The constant silences and pauses within character’s conversation makes clear the sub-text of all human interaction. Pinter himself said that “one way of looking at speech is to say it is a constant stratagem to cover silence’ this view and the presentation of this view within the play would be very disturbing to an audience, as it disrupts the traditional notions that language, the basis of all human interaction is one-layered and can be defined, classified and understood. Featured numerous times throughout the text is stichomythic dialogue, hand bag.
It exposes the use of our language to construct fictions about our lives and for the purpose of self-deception. The play produces a loss of faith in language to unproblematically represent realities in the world and a loss of faith in humanity to know what reality is. Symbols within theatre are supplements to the dialogue as a means of communicating ideas to the audience. Both Pinter and Williams utilise symbols throughout each play to convey both subtle and obvious concepts. In A Streetcar Named Desire, the paper lantern that Blanche places over the “harsh light” is one of the most power symbols in the play.

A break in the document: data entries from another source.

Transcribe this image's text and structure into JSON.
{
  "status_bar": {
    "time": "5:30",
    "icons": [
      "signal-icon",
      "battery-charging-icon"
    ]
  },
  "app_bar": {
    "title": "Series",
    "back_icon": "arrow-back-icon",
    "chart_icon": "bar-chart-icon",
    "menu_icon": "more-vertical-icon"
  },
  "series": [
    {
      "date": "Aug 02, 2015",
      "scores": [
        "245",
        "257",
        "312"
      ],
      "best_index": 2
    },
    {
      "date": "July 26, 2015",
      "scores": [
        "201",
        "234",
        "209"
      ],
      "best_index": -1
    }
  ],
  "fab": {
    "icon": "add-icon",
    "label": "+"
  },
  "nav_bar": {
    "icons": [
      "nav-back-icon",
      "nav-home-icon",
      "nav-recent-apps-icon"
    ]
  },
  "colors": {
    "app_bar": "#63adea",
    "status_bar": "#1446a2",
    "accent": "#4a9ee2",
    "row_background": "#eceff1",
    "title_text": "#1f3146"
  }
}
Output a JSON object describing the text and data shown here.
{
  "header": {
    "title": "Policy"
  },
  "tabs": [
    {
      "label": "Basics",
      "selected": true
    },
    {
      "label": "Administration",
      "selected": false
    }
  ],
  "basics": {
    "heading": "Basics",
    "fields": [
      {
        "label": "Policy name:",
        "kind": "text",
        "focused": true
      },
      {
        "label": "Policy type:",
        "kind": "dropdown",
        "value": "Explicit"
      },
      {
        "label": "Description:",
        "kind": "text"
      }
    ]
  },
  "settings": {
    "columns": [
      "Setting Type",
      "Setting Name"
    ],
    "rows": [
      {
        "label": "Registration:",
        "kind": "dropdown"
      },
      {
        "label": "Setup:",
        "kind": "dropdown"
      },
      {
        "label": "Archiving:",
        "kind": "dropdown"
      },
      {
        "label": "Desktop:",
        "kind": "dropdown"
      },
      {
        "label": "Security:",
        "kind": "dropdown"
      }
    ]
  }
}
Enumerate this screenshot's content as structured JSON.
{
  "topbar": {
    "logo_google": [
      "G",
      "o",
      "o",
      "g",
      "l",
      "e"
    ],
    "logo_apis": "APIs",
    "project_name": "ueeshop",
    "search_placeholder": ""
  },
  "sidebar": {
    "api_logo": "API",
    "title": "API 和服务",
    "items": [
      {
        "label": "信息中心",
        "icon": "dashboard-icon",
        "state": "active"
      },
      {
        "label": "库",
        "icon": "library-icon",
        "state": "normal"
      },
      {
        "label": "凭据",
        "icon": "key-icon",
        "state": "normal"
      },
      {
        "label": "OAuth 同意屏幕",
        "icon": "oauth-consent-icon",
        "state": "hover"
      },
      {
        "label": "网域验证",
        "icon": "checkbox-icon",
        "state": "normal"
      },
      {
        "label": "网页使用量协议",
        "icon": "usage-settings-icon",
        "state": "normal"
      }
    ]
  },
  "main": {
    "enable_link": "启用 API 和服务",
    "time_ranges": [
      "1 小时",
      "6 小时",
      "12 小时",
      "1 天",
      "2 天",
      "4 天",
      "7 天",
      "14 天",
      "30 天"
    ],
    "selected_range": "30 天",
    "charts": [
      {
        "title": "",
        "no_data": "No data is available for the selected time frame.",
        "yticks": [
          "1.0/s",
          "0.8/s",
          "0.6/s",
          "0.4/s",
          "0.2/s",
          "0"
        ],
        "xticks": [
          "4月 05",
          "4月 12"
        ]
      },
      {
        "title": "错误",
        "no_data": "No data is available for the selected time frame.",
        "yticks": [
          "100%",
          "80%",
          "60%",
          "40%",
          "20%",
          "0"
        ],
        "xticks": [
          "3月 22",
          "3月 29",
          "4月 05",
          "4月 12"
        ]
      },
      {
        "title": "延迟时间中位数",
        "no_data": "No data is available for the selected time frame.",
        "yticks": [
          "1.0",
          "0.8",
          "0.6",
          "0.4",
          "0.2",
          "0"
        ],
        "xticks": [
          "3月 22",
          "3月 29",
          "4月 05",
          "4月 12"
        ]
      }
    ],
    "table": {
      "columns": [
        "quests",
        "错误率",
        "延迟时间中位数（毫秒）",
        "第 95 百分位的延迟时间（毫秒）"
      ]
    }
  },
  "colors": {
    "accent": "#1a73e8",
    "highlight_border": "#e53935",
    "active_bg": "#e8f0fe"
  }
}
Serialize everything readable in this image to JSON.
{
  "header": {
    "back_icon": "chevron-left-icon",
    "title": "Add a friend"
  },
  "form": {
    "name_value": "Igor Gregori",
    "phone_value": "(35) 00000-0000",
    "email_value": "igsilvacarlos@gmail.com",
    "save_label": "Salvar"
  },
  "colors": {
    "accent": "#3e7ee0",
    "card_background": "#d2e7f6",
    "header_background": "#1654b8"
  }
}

The paper lantern represented Blanche’s wish to hide her past. It was symbolic when Stanley ripped the paper lantern at the very end of the play, as it was he who revealed the truth behind Blanche and he past. Symbolic of her wish to hide her age is the lighting as well, with Mitch saying: “I don’t think I ever seen you in the light. That’s a fact! You never want to go out in the afternoon. You never want to go out till after six and then it’s always some place that’s not lighted much. What it means is I’ve never had a real good look at you. In contrast to A Streetcar Named Desire, in which most of the symbols are quite obvious, The Caretaker is much more subtle at conveying its symbols, with most s arising directly from the action. Despite the veiled nature of symbols in the play, items such as the Buddha and Davies dinner jacket are physically symbolic. The Buddha is an object that Aston has picked up and brought back to the already cluttered room. In this sense, the Buddha resembles Davies, who can also be seen as something useless that Aston has picked up – in this sense the Buddha is symbolic of Davies.